Before we went to the farmer’s market on opening day, May 4, I was imagining what we might find. It was a cold and long winter so our produce in Michigan got a slow start. Radishes, asparagus, pea shoots, leeks…all popped into my head. We didn’t find radishes or asparagus last week but found pea shoots! And sunflower sprouts! I knew exactly what to do with these two wonderful spring vegetables. This salad seemed the perfect thing to make and it allowed me to experiment with sauteing pea shoots. This salad has both raw and sautéed pea shoots, some sunflower sprouts, yellow beets, radishes, and crumbled goat cheese. Finished with a light honey-mustard vinaigrette, this salad was the essence of spring.
Spring Pea Shoot Salad with Sunflower Sprouts, Yellow Beets, and Goat Cheese; serves 1
1 medium yellow beet, peeled
1 teaspoon olive oil
2-3 oz bag of pea shoots
1/3 cup sunflower sprouts
2 tablespoons goat cheese, crumbled
1 tablespoon Dijon mustard
1 tablespoon honey
¼ cup apple cider vinegar
¼ cup olive oil
Salt and pepper to taste
Peel the beet and slice from top to bottom into thin wedges. Place in a saucepan with water to cover and a dash of sea salt. Bring to boil then turn heat down to simmer for about 10-15 minutes, until beets have softened but are not mushy. They should still have a little bite to them. Drain in a colander and let cool.
Split pea shoots in half.

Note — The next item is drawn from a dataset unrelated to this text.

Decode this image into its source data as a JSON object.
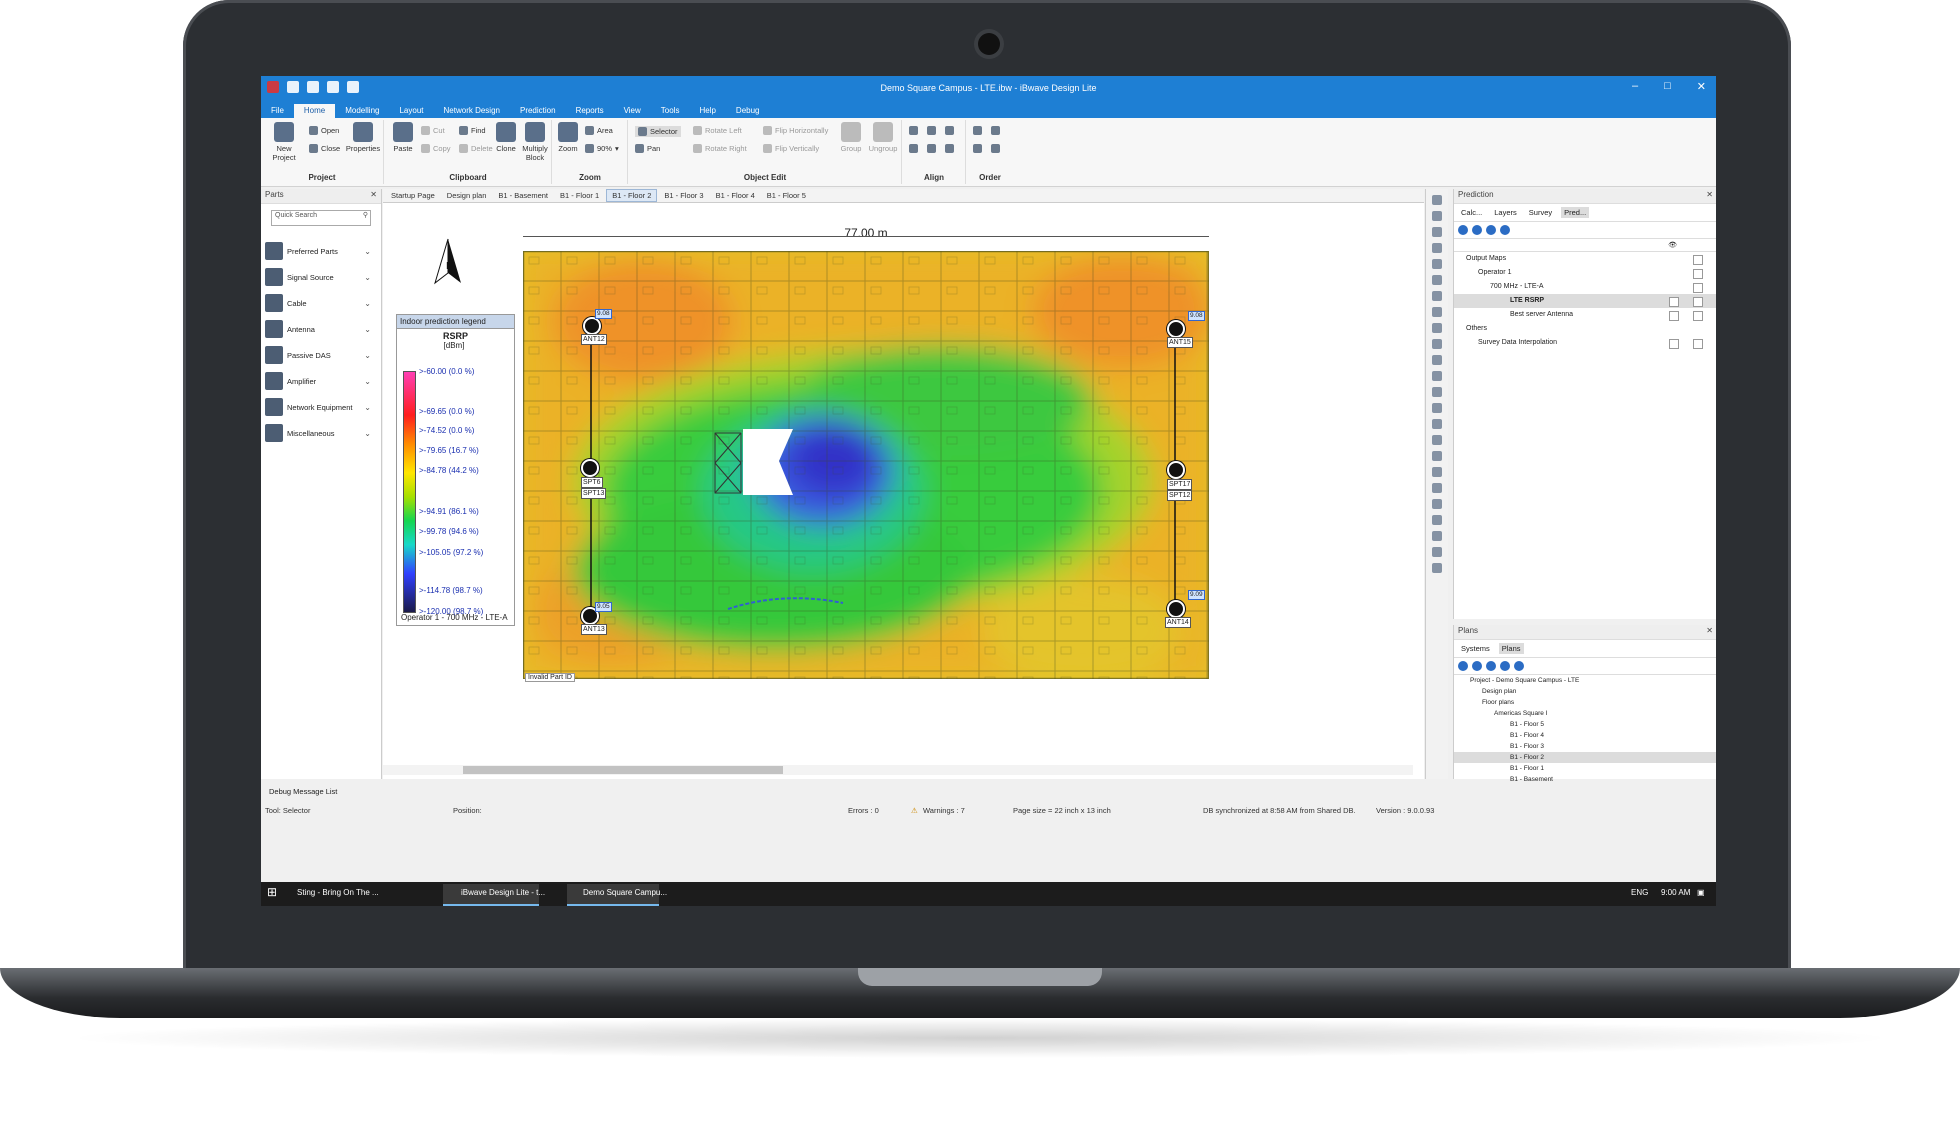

Arrange half of the pea shoots in a salad bowl—I like to use a shallow bowl to showcase the salad…much prettier that way! Heat 1 teaspoon of olive oil in a skillet or wok. Add the other half of the pea shoots to the pan and saute briefly, just until wilted. Add the wilted pea shoots to the raw pea shoots in your salad bowl. Add the sunflower sprouts to the pea shoots and toss. Arrange the beet wedges amongst the greens and sprinkle the goat cheese on top of the salad.
Mix the mustard and honey together in a small bowl until combined. Slowly drizzle the oil into the honey-mustard mixture. Add the vinegar slowly then whisk to combine. Season with salt and pepper. Drizzle a little vinaigrette over the salad (there will still be vinaigrette left over for more salads). Sit down and welcome spring with this simple salad.